Most consumers probably don’t have strong opinions about their banks, since the relationship tends to be more transactional than emotional.
However, in the 2019 Retail Banking Report, a study by Reputation.com that analyzed online data relating to retail banking locations for 23 major U.S. banks, the banking industry was found to be lacking.
The study came up with Reputation Scores, measured on a scale of 100 to 1,000, based on online reviews, accurate listings, social media, search results and customer engagement.
At a high level, retail banking didn’t score as well as other industries with a 341, 174 points lower than retail’s 515. Automotive dealers (570) and property managers (558) fared best of all.
The low score for retail banks is due to factors like star ratings, which equaled 2.8 in the last year, a low number of customer reviews, which affects search result ranking, and a low response rate to online consumer concerns. Engagement drives loyalty, so being responsive is in the best interest of a business.
Retail banks weren’t low-scoring across the board, though. Capital One had the highest overall reputation score at 405, followed by TD Bank (374) and Chase Bank (370). According to the study, over four years KeyBank responded to 79 percent of online reviews, while U.S. Bank responded to 71 percent.
Another notable finding from the study was that while online banking has become more popular, physical bank branches matter greatly to consumer satisfaction. Reputation.com analyzed consumer sentiment in online reviews and found that perception was influenced by the following: general staff, courtesy, wait time/efficiency, parking/facilities and competence.
Citizens Bank scored highest on general staff (3.2) but out of five possible stars, that’s still fairly low. Citizens Bank also scored the highest in other categories with a 3.7 for courtesy, 3.3 for wait time/efficiency, 3.1 for parking/facilities and 3.5 for competence.
The study didn’t examine in-depth why particular banks outperformed others.
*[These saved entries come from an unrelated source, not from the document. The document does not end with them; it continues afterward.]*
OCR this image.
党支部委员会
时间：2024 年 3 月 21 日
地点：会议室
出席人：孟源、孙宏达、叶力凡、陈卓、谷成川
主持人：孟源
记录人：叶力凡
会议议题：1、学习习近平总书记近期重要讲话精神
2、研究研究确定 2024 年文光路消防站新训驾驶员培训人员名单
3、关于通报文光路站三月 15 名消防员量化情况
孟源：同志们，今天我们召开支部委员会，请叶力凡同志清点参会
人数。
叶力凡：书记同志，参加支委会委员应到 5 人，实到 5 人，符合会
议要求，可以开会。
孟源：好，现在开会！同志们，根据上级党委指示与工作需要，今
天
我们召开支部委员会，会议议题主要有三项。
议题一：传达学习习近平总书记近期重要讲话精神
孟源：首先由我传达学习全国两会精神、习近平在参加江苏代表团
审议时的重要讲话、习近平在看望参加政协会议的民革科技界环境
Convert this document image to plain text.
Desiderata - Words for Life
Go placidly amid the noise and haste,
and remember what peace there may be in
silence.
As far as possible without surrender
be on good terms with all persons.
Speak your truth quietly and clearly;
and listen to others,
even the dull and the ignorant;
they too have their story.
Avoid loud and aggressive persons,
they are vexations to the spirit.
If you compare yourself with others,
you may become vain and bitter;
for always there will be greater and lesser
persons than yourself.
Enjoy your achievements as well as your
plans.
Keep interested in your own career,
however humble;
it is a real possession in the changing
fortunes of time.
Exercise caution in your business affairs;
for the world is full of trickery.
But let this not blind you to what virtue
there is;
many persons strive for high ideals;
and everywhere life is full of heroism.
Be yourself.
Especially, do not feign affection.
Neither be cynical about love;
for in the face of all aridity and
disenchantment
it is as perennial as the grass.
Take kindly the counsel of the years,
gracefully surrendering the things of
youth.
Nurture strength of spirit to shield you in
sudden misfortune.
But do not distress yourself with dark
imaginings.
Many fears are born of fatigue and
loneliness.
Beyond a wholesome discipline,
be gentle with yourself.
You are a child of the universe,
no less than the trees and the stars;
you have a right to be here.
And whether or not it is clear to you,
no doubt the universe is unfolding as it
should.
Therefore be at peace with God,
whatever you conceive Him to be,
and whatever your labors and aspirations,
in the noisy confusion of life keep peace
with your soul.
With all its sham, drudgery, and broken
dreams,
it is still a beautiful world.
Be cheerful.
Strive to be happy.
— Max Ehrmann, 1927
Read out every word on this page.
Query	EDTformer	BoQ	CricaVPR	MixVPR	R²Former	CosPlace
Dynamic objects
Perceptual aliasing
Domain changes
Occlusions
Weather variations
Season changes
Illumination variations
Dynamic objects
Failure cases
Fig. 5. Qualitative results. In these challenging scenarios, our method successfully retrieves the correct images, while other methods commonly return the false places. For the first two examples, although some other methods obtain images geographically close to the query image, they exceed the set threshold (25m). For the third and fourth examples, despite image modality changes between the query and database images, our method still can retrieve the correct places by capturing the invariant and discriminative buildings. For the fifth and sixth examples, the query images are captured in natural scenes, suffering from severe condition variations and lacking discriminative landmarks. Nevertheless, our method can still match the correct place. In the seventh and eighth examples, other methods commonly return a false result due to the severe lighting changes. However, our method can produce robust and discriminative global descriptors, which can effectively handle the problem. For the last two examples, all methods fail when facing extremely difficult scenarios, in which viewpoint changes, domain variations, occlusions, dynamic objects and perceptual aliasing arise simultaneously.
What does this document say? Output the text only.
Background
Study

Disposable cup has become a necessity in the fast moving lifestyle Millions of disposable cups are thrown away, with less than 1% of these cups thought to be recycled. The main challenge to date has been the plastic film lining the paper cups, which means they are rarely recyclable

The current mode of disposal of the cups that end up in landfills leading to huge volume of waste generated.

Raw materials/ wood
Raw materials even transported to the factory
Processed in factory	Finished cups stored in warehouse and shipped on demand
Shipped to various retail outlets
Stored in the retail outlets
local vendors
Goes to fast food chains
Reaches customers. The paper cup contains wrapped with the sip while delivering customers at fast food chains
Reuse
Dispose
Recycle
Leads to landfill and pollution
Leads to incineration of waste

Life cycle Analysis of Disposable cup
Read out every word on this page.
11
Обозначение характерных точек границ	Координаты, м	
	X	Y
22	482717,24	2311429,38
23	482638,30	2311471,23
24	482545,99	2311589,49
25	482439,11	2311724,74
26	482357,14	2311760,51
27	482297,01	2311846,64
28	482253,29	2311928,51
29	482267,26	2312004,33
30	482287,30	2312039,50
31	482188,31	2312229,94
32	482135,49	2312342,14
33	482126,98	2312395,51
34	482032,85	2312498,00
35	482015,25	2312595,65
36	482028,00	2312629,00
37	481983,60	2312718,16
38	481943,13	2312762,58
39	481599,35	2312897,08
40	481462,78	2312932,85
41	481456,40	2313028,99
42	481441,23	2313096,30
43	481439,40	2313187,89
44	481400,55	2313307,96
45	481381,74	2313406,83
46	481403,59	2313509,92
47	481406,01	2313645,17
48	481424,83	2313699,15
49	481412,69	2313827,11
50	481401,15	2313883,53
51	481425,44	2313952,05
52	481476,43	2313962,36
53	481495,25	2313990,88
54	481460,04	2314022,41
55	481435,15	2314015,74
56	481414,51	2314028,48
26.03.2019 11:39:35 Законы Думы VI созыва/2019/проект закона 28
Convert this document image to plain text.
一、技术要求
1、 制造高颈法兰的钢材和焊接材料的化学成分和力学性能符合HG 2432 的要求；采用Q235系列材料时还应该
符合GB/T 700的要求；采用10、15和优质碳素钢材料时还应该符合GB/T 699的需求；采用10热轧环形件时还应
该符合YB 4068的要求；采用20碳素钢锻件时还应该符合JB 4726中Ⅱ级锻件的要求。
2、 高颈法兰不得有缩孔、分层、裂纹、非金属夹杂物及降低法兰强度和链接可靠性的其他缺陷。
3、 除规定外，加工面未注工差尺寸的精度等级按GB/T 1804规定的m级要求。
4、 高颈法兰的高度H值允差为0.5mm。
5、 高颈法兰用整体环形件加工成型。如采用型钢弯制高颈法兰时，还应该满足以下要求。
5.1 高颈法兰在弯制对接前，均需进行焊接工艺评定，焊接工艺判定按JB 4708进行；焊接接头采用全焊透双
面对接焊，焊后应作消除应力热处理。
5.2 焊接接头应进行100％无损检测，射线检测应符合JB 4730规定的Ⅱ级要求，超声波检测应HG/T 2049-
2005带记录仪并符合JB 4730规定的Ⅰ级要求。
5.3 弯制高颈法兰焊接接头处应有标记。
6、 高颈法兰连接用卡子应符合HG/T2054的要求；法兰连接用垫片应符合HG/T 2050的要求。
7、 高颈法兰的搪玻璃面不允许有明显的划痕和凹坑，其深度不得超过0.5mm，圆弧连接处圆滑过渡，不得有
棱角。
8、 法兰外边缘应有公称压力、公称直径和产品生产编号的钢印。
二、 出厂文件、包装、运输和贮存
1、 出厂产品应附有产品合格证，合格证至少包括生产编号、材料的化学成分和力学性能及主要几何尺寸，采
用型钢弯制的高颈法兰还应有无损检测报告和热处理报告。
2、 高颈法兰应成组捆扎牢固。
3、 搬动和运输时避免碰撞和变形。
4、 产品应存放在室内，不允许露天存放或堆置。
It’s not a stretch, though, to imagine that banks that resonate with customers for courtesy and competence on-site are also attuned to the digital customer experience.
Last year, Citizens Financial Group, which received consistently high marks in the Reputation.com study, launched Citizens Access, a nationwide, direct-to-consumer digital bank.
John Rosenfeld, president of Citizens Access, told PYMNTS in an interview that offering digital banking was a natural progression since direct bank deposits have grown six times faster than traditional bank deposits over the past few years. “To address these evolving customer needs, we designed Citizens Access to provide an exceptional digital experience where every task is intuitive and easily accomplished, even on a mobile phone,” he said.
A majority (58 percent) of consumers prefer digital banking to other methods, though engagement is important in all channels, whether at branches, online or mobile, so financial institutions have to balance the digital banking experience with service in physical locations.
Sherif Samy, senior vice president of North America at Entersekt, told PYMNTS in an interview that banks are dealing with a “significant level of transformation” in consumer interactions and need to meet diverse needs, from younger tech-reliant consumers to older users who prefer banking in-person.
Samy also explained how mobile is the key in creating an omnichannel banking experience. For example through a mobile device banks can tell where a consumer is and offer services based on location or send push notifications for transaction approvals to reduce fraud.
In an interview with PYMNTS, Jim Priestley, chief revenue officer at Feedzai, also mentioned the importance of mobile banking in connecting the online and offline worlds. Where once mobile strategies were reserved for big national banks, now community banks and credit unions have also adopted mobile offerings.
According to the latest Credit Union Tracker, a majority (59.5 percent) of consumers think it’s “very” or “extremely” important for credit unions to offer mobile apps.
Customer experience in all channels directly affects satisfaction. “Most applicants would prefer to submit an online application without having to go into a branch, but not even half of banks that offer online applications support the entire account application online,” said Priestley. The customer onboarding experience can be marred by directing an online applicant to a physical branch for identity verification.
Connecting digital and physical approaches for customer convenience can improve retail banking’s reputation and in turn translate to customer satisfaction and loyalty.